The one willful violation involve failing to ensure relief valves were properly sized and of adequate capacity to provide relief, for units such as, but not limited to, Crude Unit #1. A willful violation is one committed with intentional, knowing or voluntary disregard for the law's requirements, or with plain indifference to worker safety and health.

The repeat violation involves failing to ensure process safety information included the relief system design for a Crude Unit. A repeat violation exists when an employer previously has been cited for the same or a similar violation of a standard, regulation, rule or order at any other facility in federal enforcement states within the last five years. A similar violation was cited in the 2010 inspection.
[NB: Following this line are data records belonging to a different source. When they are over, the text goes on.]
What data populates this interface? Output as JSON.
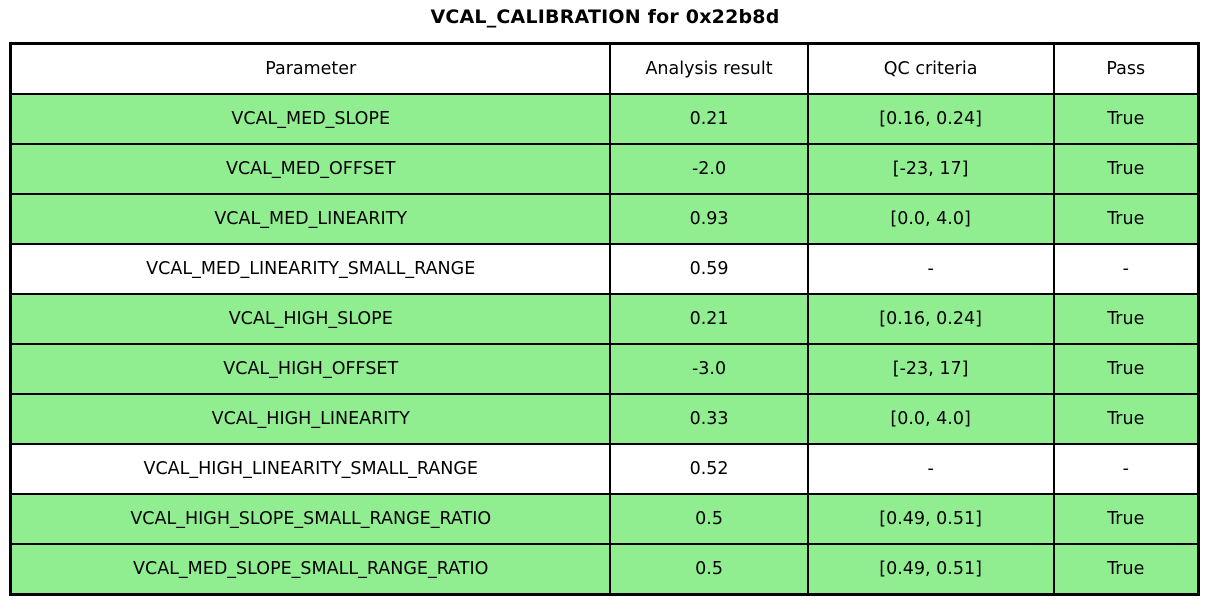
{
  "title": "VCAL_CALIBRATION for 0x22b8d",
  "colors": {
    "pass_row": "#90ee90",
    "neutral_row": "#ffffff",
    "border": "#000000",
    "text": "#000000"
  },
  "table": {
    "headers": [
      "Parameter",
      "Analysis result",
      "QC criteria",
      "Pass"
    ],
    "rows": [
      {
        "parameter": "VCAL_MED_SLOPE",
        "result": "0.21",
        "criteria": "[0.16, 0.24]",
        "pass": "True",
        "highlight": true
      },
      {
        "parameter": "VCAL_MED_OFFSET",
        "result": "-2.0",
        "criteria": "[-23, 17]",
        "pass": "True",
        "highlight": true
      },
      {
        "parameter": "VCAL_MED_LINEARITY",
        "result": "0.93",
        "criteria": "[0.0, 4.0]",
        "pass": "True",
        "highlight": true
      },
      {
        "parameter": "VCAL_MED_LINEARITY_SMALL_RANGE",
        "result": "0.59",
        "criteria": "-",
        "pass": "-",
        "highlight": false
      },
      {
        "parameter": "VCAL_HIGH_SLOPE",
        "result": "0.21",
        "criteria": "[0.16, 0.24]",
        "pass": "True",
        "highlight": true
      },
      {
        "parameter": "VCAL_HIGH_OFFSET",
        "result": "-3.0",
        "criteria": "[-23, 17]",
        "pass": "True",
        "highlight": true
      },
      {
        "parameter": "VCAL_HIGH_LINEARITY",
        "result": "0.33",
        "criteria": "[0.0, 4.0]",
        "pass": "True",
        "highlight": true
      },
      {
        "parameter": "VCAL_HIGH_LINEARITY_SMALL_RANGE",
        "result": "0.52",
        "criteria": "-",
        "pass": "-",
        "highlight": false
      },
      {
        "parameter": "VCAL_HIGH_SLOPE_SMALL_RANGE_RATIO",
        "result": "0.5",
        "criteria": "[0.49, 0.51]",
        "pass": "True",
        "highlight": true
      },
      {
        "parameter": "VCAL_MED_SLOPE_SMALL_RANGE_RATIO",
        "result": "0.5",
        "criteria": "[0.49, 0.51]",
        "pass": "True",
        "highlight": true
      }
    ]
  },
  "chart_data": {
    "type": "table",
    "title": "VCAL_CALIBRATION for 0x22b8d",
    "columns": [
      "Parameter",
      "Analysis result",
      "QC criteria",
      "Pass"
    ],
    "rows": [
      [
        "VCAL_MED_SLOPE",
        0.21,
        "[0.16, 0.24]",
        "True"
      ],
      [
        "VCAL_MED_OFFSET",
        -2.0,
        "[-23, 17]",
        "True"
      ],
      [
        "VCAL_MED_LINEARITY",
        0.93,
        "[0.0, 4.0]",
        "True"
      ],
      [
        "VCAL_MED_LINEARITY_SMALL_RANGE",
        0.59,
        "-",
        "-"
      ],
      [
        "VCAL_HIGH_SLOPE",
        0.21,
        "[0.16, 0.24]",
        "True"
      ],
      [
        "VCAL_HIGH_OFFSET",
        -3.0,
        "[-23, 17]",
        "True"
      ],
      [
        "VCAL_HIGH_LINEARITY",
        0.33,
        "[0.0, 4.0]",
        "True"
      ],
      [
        "VCAL_HIGH_LINEARITY_SMALL_RANGE",
        0.52,
        "-",
        "-"
      ],
      [
        "VCAL_HIGH_SLOPE_SMALL_RANGE_RATIO",
        0.5,
        "[0.49, 0.51]",
        "True"
      ],
      [
        "VCAL_MED_SLOPE_SMALL_RANGE_RATIO",
        0.5,
        "[0.49, 0.51]",
        "True"
      ]
    ],
    "layout_hints": {
      "highlight_color_passing_rows": "#90ee90",
      "neutral_rows_background": "#ffffff",
      "grid": "on",
      "legend_position": "none"
    }
  }
}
Three serious violations were cited for failing to ensure intervening block valves, upstream and downstream of relief devices, were locked in the open position; ensure process hazard analysis recommendations for facility siting were resolved in a timely manner; and ensure energy control procedures were written to specifically relieve stored energy. A serious violation occurs when there is substantial probability that death or serious physical harm could result from a hazard about which the employer knew or should have known.

"Process safety management prevents the unexpected release of toxic, reactive or flammable liquids and gases in processes involving highly hazardous chemicals," said Carlos Reynolds, OSHA's area director in Little Rock. "It's vital that Martin Operating Partnership ensure safeguards are in place to protect the safety of workers."